CHICAGO (WLS) -- A big part of World War II history landed at the Museum of Science and Industry Wednesday morning.
The German Stuka dive bomber, one of only two in the world still intact, has been at the museum of science and industry since the late 1940s. Every so often the museum brings the plane in for a little R & R.
"We are lowering our World War II German Stuka plane to the museum floor where we can assess the condition and clean it as part of collection stewardship," Kathleen McCarthy, curator, said.
The Germans made 6,500 of these dive bombers. But this one, like so many others, was shot down. The bullet holes in the 75-year-old plane tell the story of how the war, for this plane, ended in Libya in 1941. The British captured it and then ultimately sent it to Chicago.
The Stuka dive bomber was a big part of the Nazi psychological warfare. It didn't just carry more than 1,000 pounds of bombs, it also had a siren that scared you half to death before they struck.

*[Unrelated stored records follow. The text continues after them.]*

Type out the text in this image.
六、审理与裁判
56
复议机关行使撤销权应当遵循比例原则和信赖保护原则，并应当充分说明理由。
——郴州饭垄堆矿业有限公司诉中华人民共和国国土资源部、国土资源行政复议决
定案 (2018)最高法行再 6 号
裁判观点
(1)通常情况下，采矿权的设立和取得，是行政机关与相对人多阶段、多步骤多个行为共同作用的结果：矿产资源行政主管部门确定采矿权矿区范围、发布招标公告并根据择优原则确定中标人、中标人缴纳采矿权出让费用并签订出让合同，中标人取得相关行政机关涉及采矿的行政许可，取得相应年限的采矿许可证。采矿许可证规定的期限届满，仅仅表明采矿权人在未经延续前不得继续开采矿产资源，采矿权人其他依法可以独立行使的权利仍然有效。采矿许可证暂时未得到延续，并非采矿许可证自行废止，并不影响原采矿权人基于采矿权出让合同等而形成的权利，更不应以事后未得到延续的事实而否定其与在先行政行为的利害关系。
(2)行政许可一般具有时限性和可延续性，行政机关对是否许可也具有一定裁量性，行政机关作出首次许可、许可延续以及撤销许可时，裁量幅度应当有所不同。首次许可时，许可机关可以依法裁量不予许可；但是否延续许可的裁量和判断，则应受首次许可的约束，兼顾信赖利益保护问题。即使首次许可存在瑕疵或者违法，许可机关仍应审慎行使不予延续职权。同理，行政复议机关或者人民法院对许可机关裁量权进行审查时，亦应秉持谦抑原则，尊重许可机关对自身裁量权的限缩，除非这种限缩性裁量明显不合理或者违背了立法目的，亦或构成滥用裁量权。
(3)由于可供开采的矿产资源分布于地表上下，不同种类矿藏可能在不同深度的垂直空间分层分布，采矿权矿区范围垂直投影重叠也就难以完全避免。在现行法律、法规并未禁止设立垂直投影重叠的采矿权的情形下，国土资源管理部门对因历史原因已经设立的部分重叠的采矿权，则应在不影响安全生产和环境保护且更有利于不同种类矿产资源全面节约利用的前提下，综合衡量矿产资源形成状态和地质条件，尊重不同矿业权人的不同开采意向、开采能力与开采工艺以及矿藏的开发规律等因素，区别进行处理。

The Stuka sirens were all silenced by the end of the war and now just a scary part of history. However, soon this plane might reveal new secrets.
"We're going to take this great opportunity to actually 3-D scan the entire plane and get lots more information about the plane. It's structure. How it was built," McCarthy said.
There's a good possibility the Stuka was shot down by a British Spitfire just like the one that hangs behind it at the MSI now.
"We hope to re-hang the ship around February 21. In projects like this the dates can be fluid but right now that's our goal," McCarthy said.
When that happens the Spitfire will still be there right behind him.